Death during such events is extremely rare. However, one cause of fatalities is exercise-associated hyponatremia. First described in the mid-1980s, hyponatremia has been found to be more common in endurance athletes than previously thought. Before that time, runners were advised to not drink fluids during their races. Since then, they were recommended to consume as much fluid is possible to avoid dehydration. Many races provide sports beverages with the intent of maintaining hydration and normal electrolyte status. Now with the popularity increasing of marathon races and beyond, hyponatremia is becoming more common. Some studies have shown an incidence as high as 13% to 18% after some races.
Exercise-associated hyponatremia is defined as serum sodium <135 mmol/L during or after prolonged endurance exercise. Exercise-associated hyponatremic encephalopathy is low serum sodium along with symptoms such as confusion, seizures and altered mental status. If not treated properly, exercise-associated hyponatremic encephalopathy can result in death.
There are several factors that increase the risk of exercise-associated hyponatremia. The most important factor is the excessive intake of fluids. Consuming sports beverages marketed as providing adequate electrolyte replacement instead of plain water has not been shown to prevent hyponatremia.
Gender is another important risk factor. Of 26 cases of hyponatremia reported in the San Diego Marathon, 23 were women. Longer race times, lower BMI, fewer previous marathons and slower training paces also are associated with increased risk. The use of nonsteroidal anti-inflammatory drugs have also been found to be associated with hyponatremia in some athletes.
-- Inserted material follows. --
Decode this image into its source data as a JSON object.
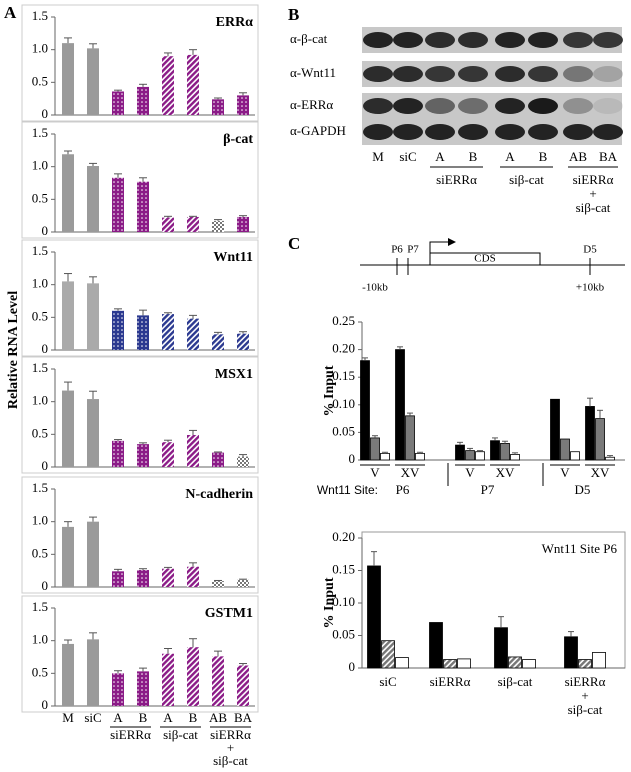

Excessive consumption of fluids is most certainly a precipitating factor. However, an inability to suppress arginine vasopressin during exercise may also contribute. Even despite unchanged serum sodium, in one study plasma arginine vasopressin was found to remain markedly elevated during a 56-kilometer ultramarathon. The authors postulate that this was due to non-osmotic stimulation from decreased plasma volume along with possible additional effects from brain natriuretic peptide, oxytocin and corticosterone.
Emergency medical personnel must be cautious when treating runners during or after endurance races. There have been cases of death or worsening symptoms after treatment with intravenous 0.9% sodium chloride. Treatment of symptomatic exercise-associated hyponatremia with 3% sodium chloride is now advised. The Second International Exercise-Associated Hyponatrmia Consensus Panel in New Zealand in 2007, along with others, suggest giving a single 100 cc bolus of 3% sodium chloride, repeated up to two times if symptoms persist. The advantage of this approach is that symptoms may be reversed dramatically, an infusion pump is not required and the risks of overcorrection are minimized compared to prolonged infusion.